Está na hora de dizer tchau. Foi legal, foi muito bom, foi um prazer. Foi legal, foi muito bom, foi um prazer. Foi legal, foi legal! Atenção, foi legal brincar com vocês, não faz mal. Se o show acabou, põe sua carinha sorrindo pra nós, pois aqui a gente vai se ver outra vez!
Eita, hoje realmente, nossa, agora eu fiquei sentimental. Sei lá, sabe quando bate aquela saudade, aquela nostalgia? Uma nostalgia, nossa. De lembrar da época do Toshi, que assim, eu amei, realmente amei, fui amado. Isso que foi legal, eu fui realmente amado, realmente, no sentido mais puro da palavra, fui amado, amei e fui amado. Bom, beijo para o Gabriel, meu crush, meu novo crush, e um beijo para o Agnaldo, meu eterno crush.
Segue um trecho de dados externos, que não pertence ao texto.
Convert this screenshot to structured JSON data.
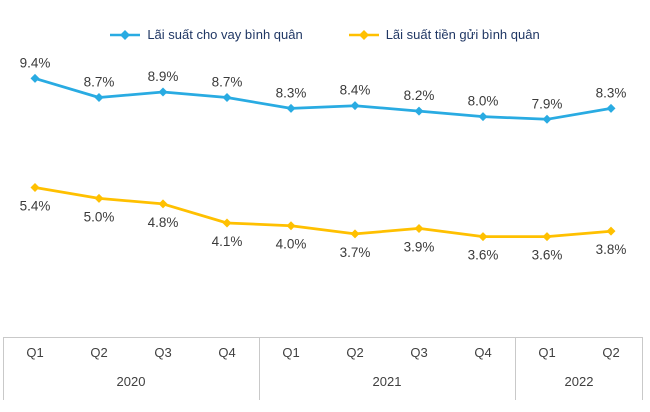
{
  "chart_data": {
    "type": "line",
    "categories": [
      "Q1",
      "Q2",
      "Q3",
      "Q4",
      "Q1",
      "Q2",
      "Q3",
      "Q4",
      "Q1",
      "Q2"
    ],
    "year_groups": [
      {
        "label": "2020",
        "span": 4
      },
      {
        "label": "2021",
        "span": 4
      },
      {
        "label": "2022",
        "span": 2
      }
    ],
    "series": [
      {
        "name": "Lãi suất cho vay bình quân",
        "color": "#29ABE2",
        "values": [
          9.4,
          8.7,
          8.9,
          8.7,
          8.3,
          8.4,
          8.2,
          8.0,
          7.9,
          8.3
        ],
        "labels": [
          "9.4%",
          "8.7%",
          "8.9%",
          "8.7%",
          "8.3%",
          "8.4%",
          "8.2%",
          "8.0%",
          "7.9%",
          "8.3%"
        ],
        "label_position": "above",
        "marker": "diamond"
      },
      {
        "name": "Lãi suất tiền gửi bình quân",
        "color": "#FFC000",
        "values": [
          5.4,
          5.0,
          4.8,
          4.1,
          4.0,
          3.7,
          3.9,
          3.6,
          3.6,
          3.8
        ],
        "labels": [
          "5.4%",
          "5.0%",
          "4.8%",
          "4.1%",
          "4.0%",
          "3.7%",
          "3.9%",
          "3.6%",
          "3.6%",
          "3.8%"
        ],
        "label_position": "below",
        "marker": "diamond"
      }
    ],
    "ylim": [
      3,
      10
    ],
    "grid": false,
    "legend_position": "top",
    "title": "",
    "xlabel": "",
    "ylabel": ""
  },
  "style": {
    "label_color": "#3b3b3b",
    "legend_text_color": "#203764",
    "axis_line_color": "#c9c9c9",
    "background": "#ffffff"
  }
}
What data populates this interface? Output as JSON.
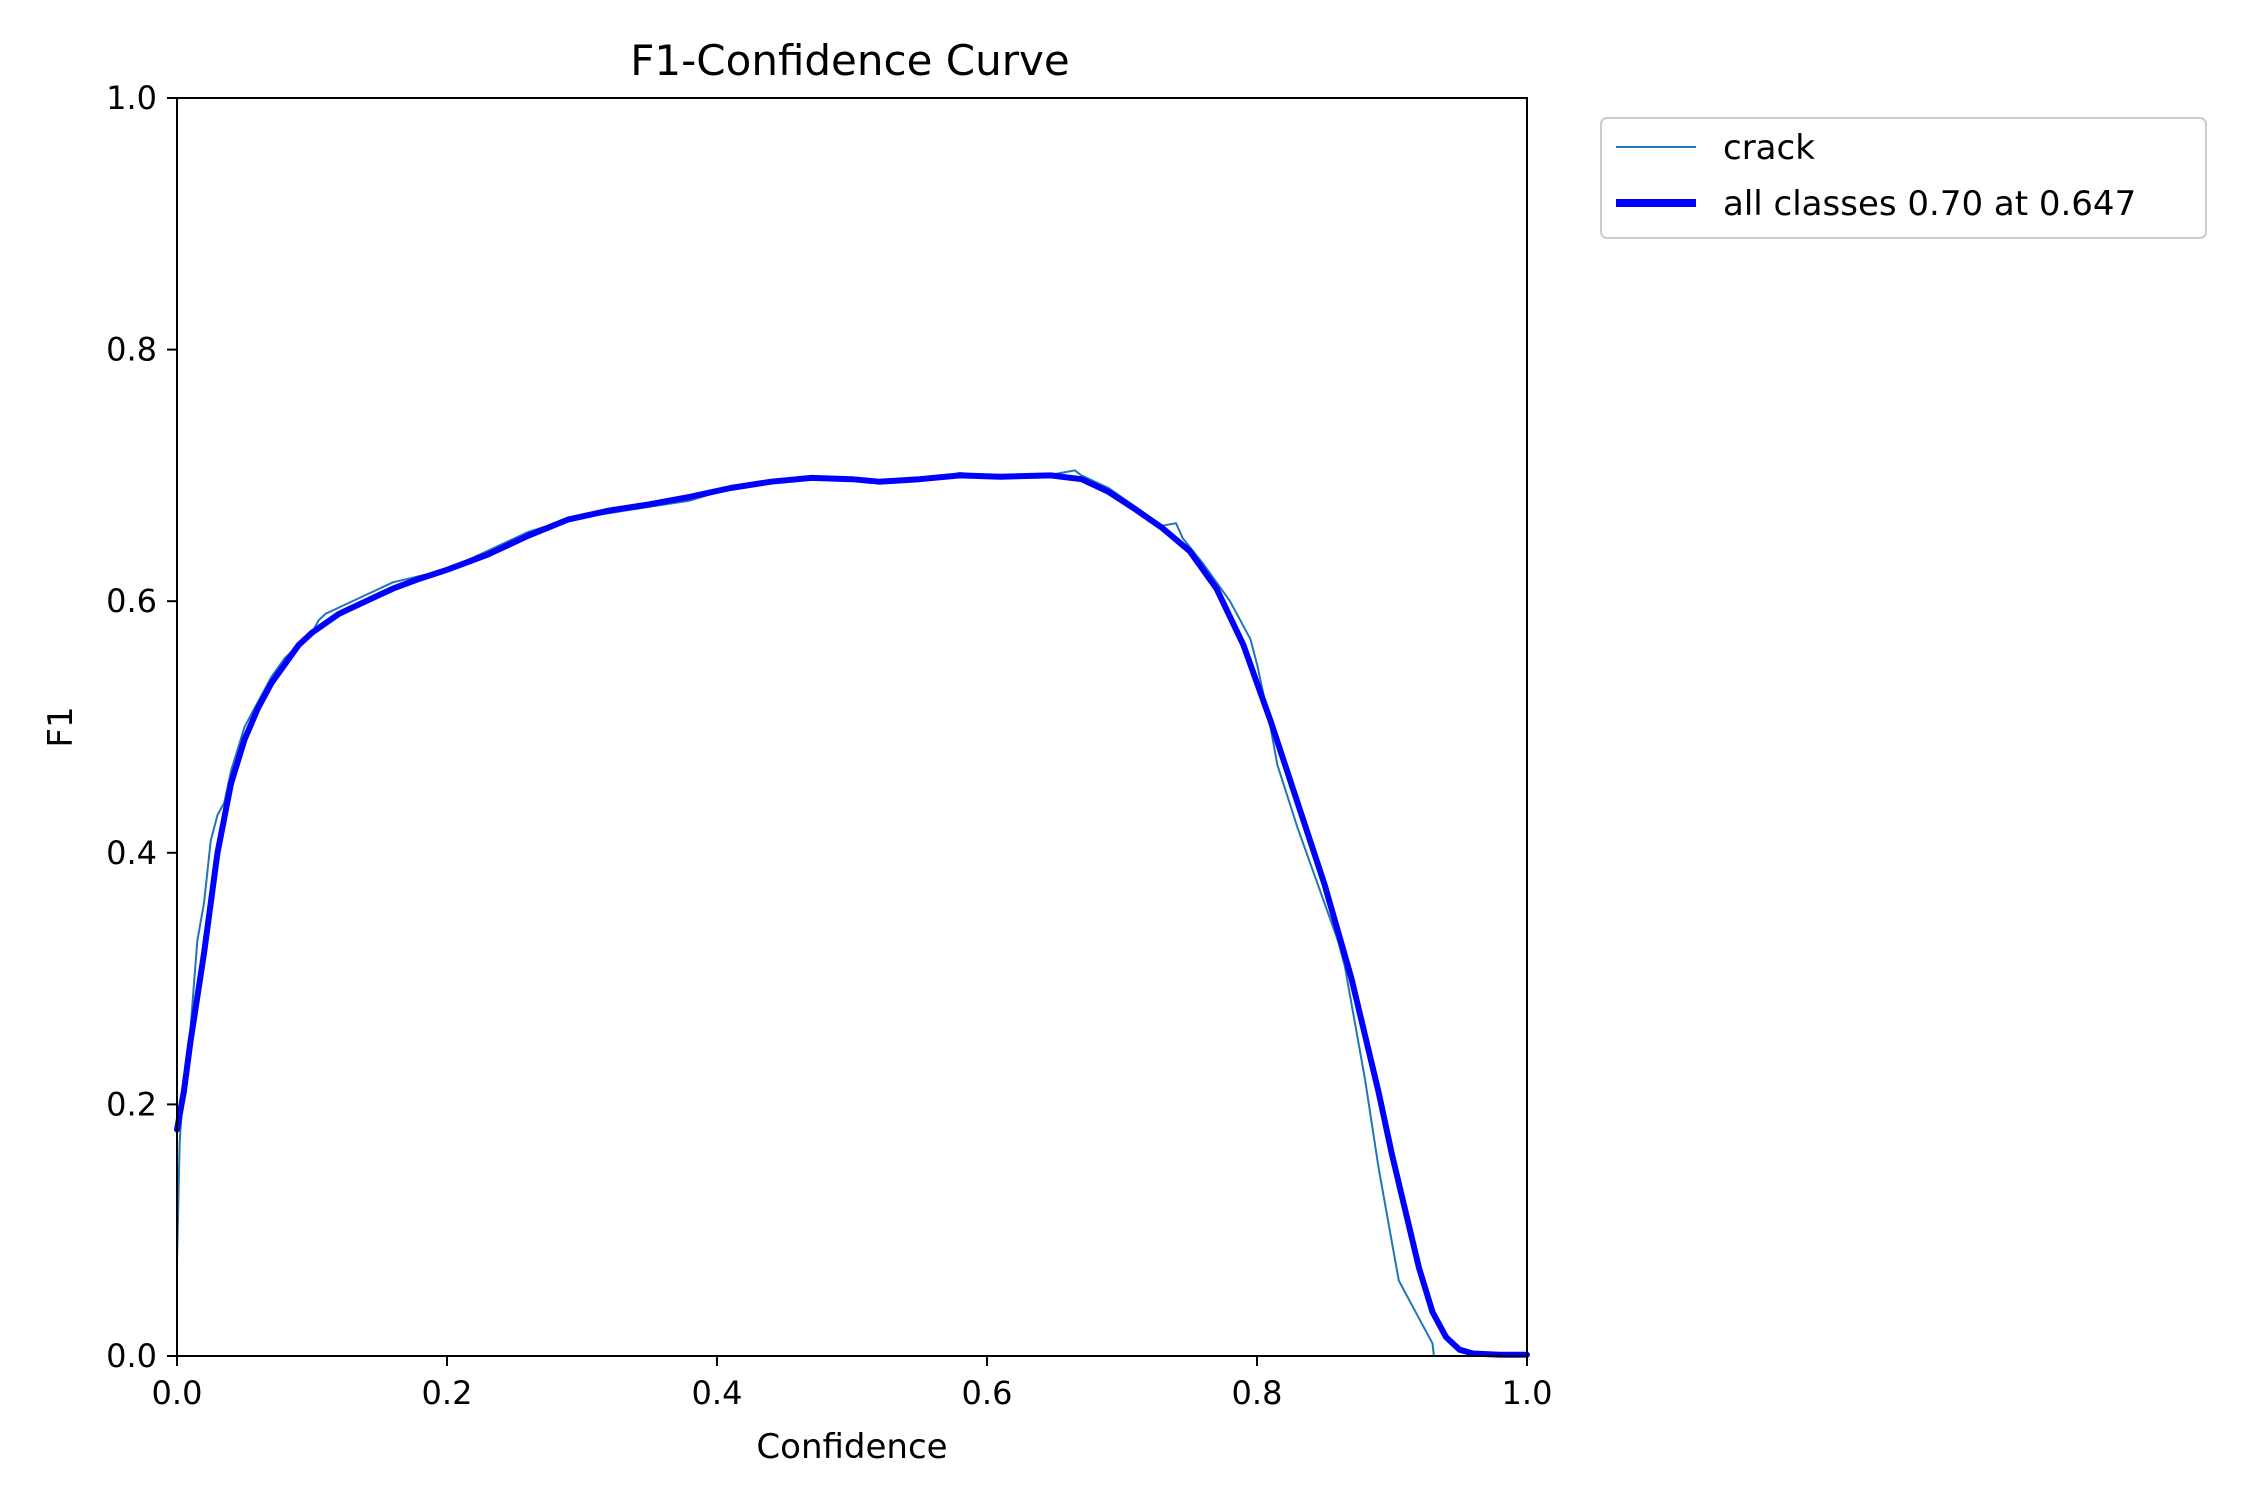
{
  "chart_data": {
    "type": "line",
    "title": "F1-Confidence Curve",
    "xlabel": "Confidence",
    "ylabel": "F1",
    "xlim": [
      0,
      1
    ],
    "ylim": [
      0,
      1
    ],
    "xticks": [
      "0.0",
      "0.2",
      "0.4",
      "0.6",
      "0.8",
      "1.0"
    ],
    "yticks": [
      "0.0",
      "0.2",
      "0.4",
      "0.6",
      "0.8",
      "1.0"
    ],
    "grid": false,
    "legend_position": "outside-top-right",
    "series": [
      {
        "name": "crack",
        "color": "#1f77b4",
        "x": [
          0.0,
          0.002,
          0.005,
          0.01,
          0.015,
          0.02,
          0.025,
          0.03,
          0.035,
          0.04,
          0.05,
          0.06,
          0.07,
          0.08,
          0.09,
          0.1,
          0.105,
          0.11,
          0.12,
          0.14,
          0.16,
          0.18,
          0.2,
          0.23,
          0.26,
          0.29,
          0.32,
          0.35,
          0.38,
          0.41,
          0.44,
          0.47,
          0.5,
          0.53,
          0.56,
          0.58,
          0.6,
          0.62,
          0.65,
          0.665,
          0.67,
          0.69,
          0.71,
          0.73,
          0.74,
          0.745,
          0.76,
          0.78,
          0.795,
          0.8,
          0.81,
          0.815,
          0.83,
          0.84,
          0.85,
          0.86,
          0.865,
          0.87,
          0.88,
          0.89,
          0.9,
          0.905,
          0.91,
          0.92,
          0.93,
          0.931,
          0.94,
          0.95,
          0.96,
          0.98,
          1.0
        ],
        "y": [
          0.075,
          0.17,
          0.22,
          0.26,
          0.33,
          0.36,
          0.41,
          0.43,
          0.44,
          0.465,
          0.5,
          0.52,
          0.54,
          0.555,
          0.565,
          0.575,
          0.585,
          0.59,
          0.595,
          0.605,
          0.615,
          0.62,
          0.625,
          0.64,
          0.655,
          0.665,
          0.67,
          0.675,
          0.68,
          0.69,
          0.695,
          0.698,
          0.697,
          0.695,
          0.697,
          0.702,
          0.699,
          0.699,
          0.701,
          0.704,
          0.7,
          0.69,
          0.675,
          0.66,
          0.662,
          0.65,
          0.63,
          0.6,
          0.57,
          0.55,
          0.5,
          0.47,
          0.42,
          0.39,
          0.36,
          0.33,
          0.31,
          0.28,
          0.22,
          0.15,
          0.09,
          0.06,
          0.05,
          0.03,
          0.01,
          0.0,
          0.0,
          0.0,
          0.0,
          0.0,
          0.0
        ],
        "line_width": 2
      },
      {
        "name": "all classes 0.70 at 0.647",
        "color": "#0000ff",
        "x": [
          0.0,
          0.005,
          0.01,
          0.02,
          0.03,
          0.04,
          0.05,
          0.06,
          0.07,
          0.08,
          0.09,
          0.1,
          0.12,
          0.14,
          0.16,
          0.18,
          0.2,
          0.23,
          0.26,
          0.29,
          0.32,
          0.35,
          0.38,
          0.41,
          0.44,
          0.47,
          0.5,
          0.52,
          0.55,
          0.58,
          0.61,
          0.647,
          0.67,
          0.69,
          0.71,
          0.73,
          0.75,
          0.77,
          0.79,
          0.81,
          0.83,
          0.85,
          0.87,
          0.89,
          0.9,
          0.91,
          0.92,
          0.93,
          0.94,
          0.95,
          0.96,
          0.98,
          1.0
        ],
        "y": [
          0.18,
          0.21,
          0.25,
          0.32,
          0.4,
          0.455,
          0.49,
          0.515,
          0.535,
          0.55,
          0.565,
          0.575,
          0.59,
          0.6,
          0.61,
          0.618,
          0.625,
          0.637,
          0.652,
          0.665,
          0.672,
          0.677,
          0.683,
          0.69,
          0.695,
          0.698,
          0.697,
          0.695,
          0.697,
          0.7,
          0.699,
          0.7,
          0.697,
          0.687,
          0.673,
          0.658,
          0.64,
          0.61,
          0.565,
          0.505,
          0.44,
          0.375,
          0.3,
          0.21,
          0.16,
          0.115,
          0.07,
          0.035,
          0.015,
          0.005,
          0.002,
          0.001,
          0.001
        ],
        "line_width": 6
      }
    ]
  }
}
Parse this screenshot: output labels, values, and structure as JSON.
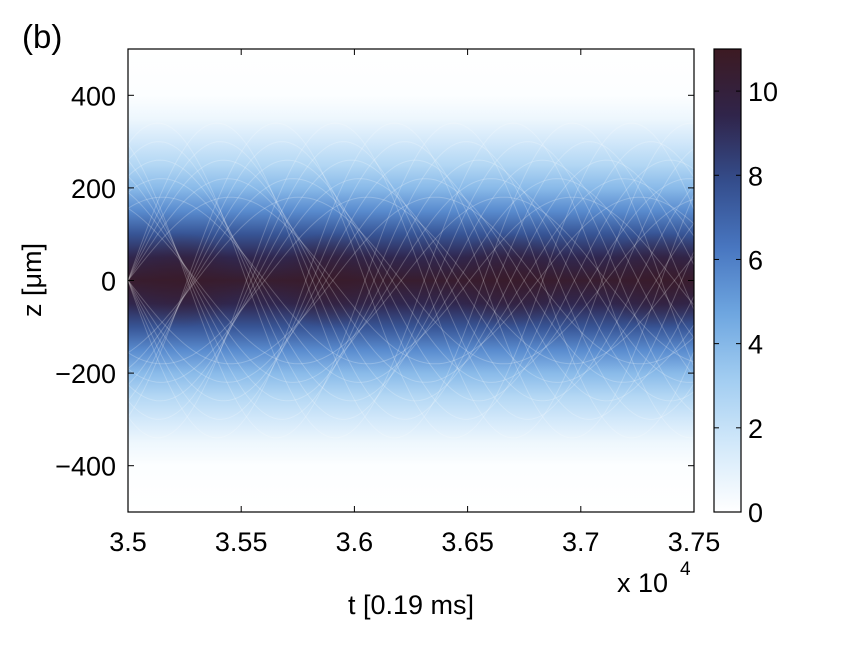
{
  "panel_label": "(b)",
  "chart_data": {
    "type": "heatmap",
    "xlabel": "t [0.19 ms]",
    "ylabel": "z [μm]",
    "x_multiplier": "x 10",
    "x_multiplier_exp": "4",
    "xlim": [
      3.5,
      3.75
    ],
    "ylim": [
      -500,
      500
    ],
    "x_ticks": [
      3.5,
      3.55,
      3.6,
      3.65,
      3.7,
      3.75
    ],
    "x_tick_labels": [
      "3.5",
      "3.55",
      "3.6",
      "3.65",
      "3.7",
      "3.75"
    ],
    "y_ticks": [
      400,
      200,
      0,
      -200,
      -400
    ],
    "y_tick_labels": [
      "400",
      "200",
      "0",
      "−200",
      "−400"
    ],
    "colorbar": {
      "range": [
        0,
        11
      ],
      "ticks": [
        0,
        2,
        4,
        6,
        8,
        10
      ],
      "tick_labels": [
        "0",
        "2",
        "4",
        "6",
        "8",
        "10"
      ],
      "colors": [
        "#ffffff",
        "#d3e9fa",
        "#a2cdf1",
        "#6ea6e0",
        "#4876c0",
        "#344d8c",
        "#30244a",
        "#3c1a22"
      ]
    },
    "profile_z": [
      0,
      50,
      100,
      150,
      200,
      250,
      300,
      350,
      400
    ],
    "profile_value": [
      10.5,
      9.3,
      7.6,
      5.6,
      3.9,
      2.6,
      1.6,
      0.6,
      0.1
    ],
    "density_peaks_t": [
      3.522,
      3.59,
      3.668,
      3.735
    ],
    "grid": false
  }
}
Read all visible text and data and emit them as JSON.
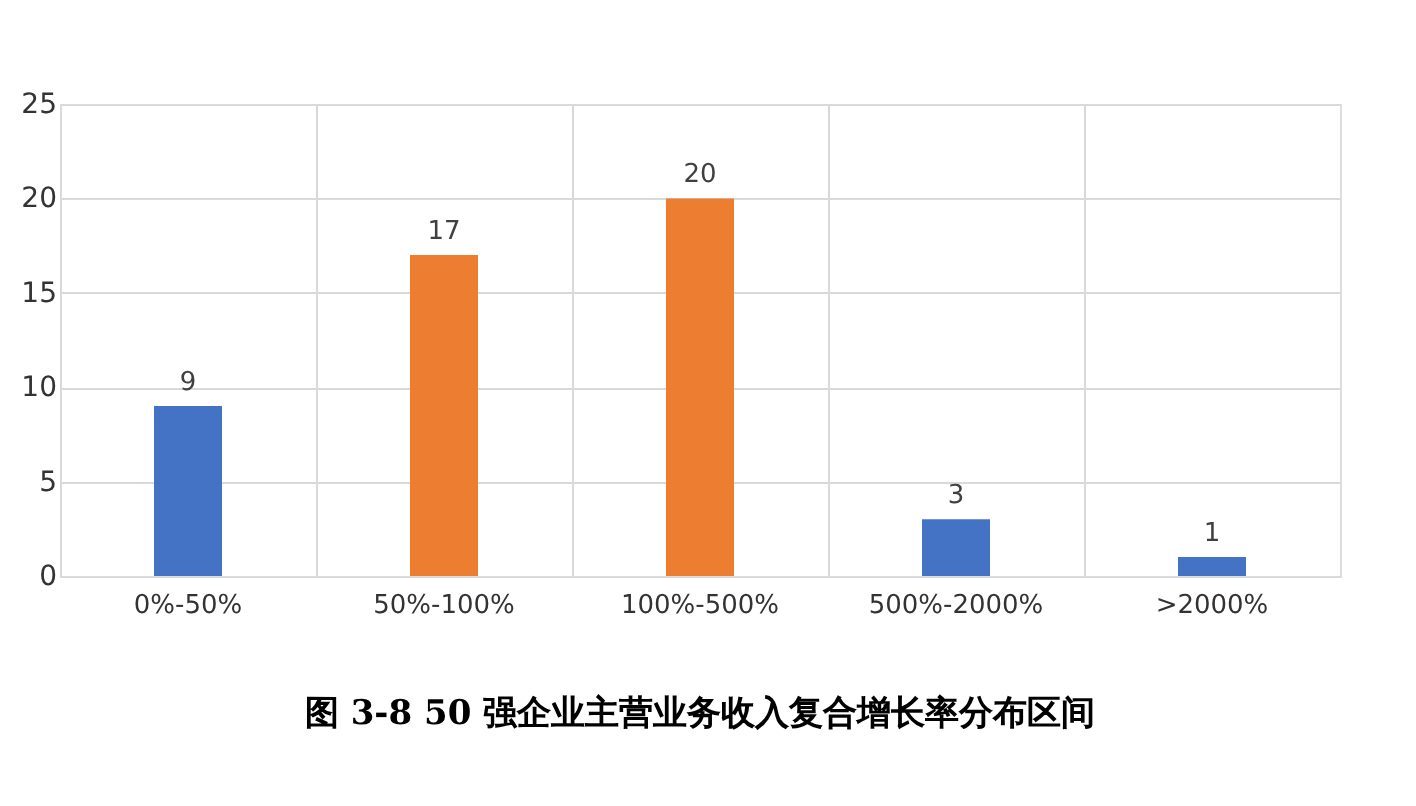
{
  "chart_data": {
    "type": "bar",
    "title": "图 3-8 50 强企业主营业务收入复合增长率分布区间",
    "categories": [
      "0%-50%",
      "50%-100%",
      "100%-500%",
      "500%-2000%",
      ">2000%"
    ],
    "values": [
      9,
      17,
      20,
      3,
      1
    ],
    "colors": [
      "#4472c4",
      "#ed7d31",
      "#ed7d31",
      "#4472c4",
      "#4472c4"
    ],
    "ylim": [
      0,
      25
    ],
    "yticks": [
      0,
      5,
      10,
      15,
      20,
      25
    ],
    "grid": true,
    "data_labels": true
  }
}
E um beijo para você que me acompanha até aqui. E eu vou terminar porque tem que terminar, senão vou ficar aqui falando até segunda-feira. E hoje é quarta, amanhã é feriado aqui no Brasil, mas eu tenho trabalho a fazer. E vou terminar diferente hoje porque eu tô me sentindo estranho, uma maneira sentimental estranha. É assim, o tosse invadiu o meu pensamento. Com aspecto estranho, fazer o quê? É assim, ó, nessa vida mais vale ter amado e perdido do que nunca ter amado. Boa noite.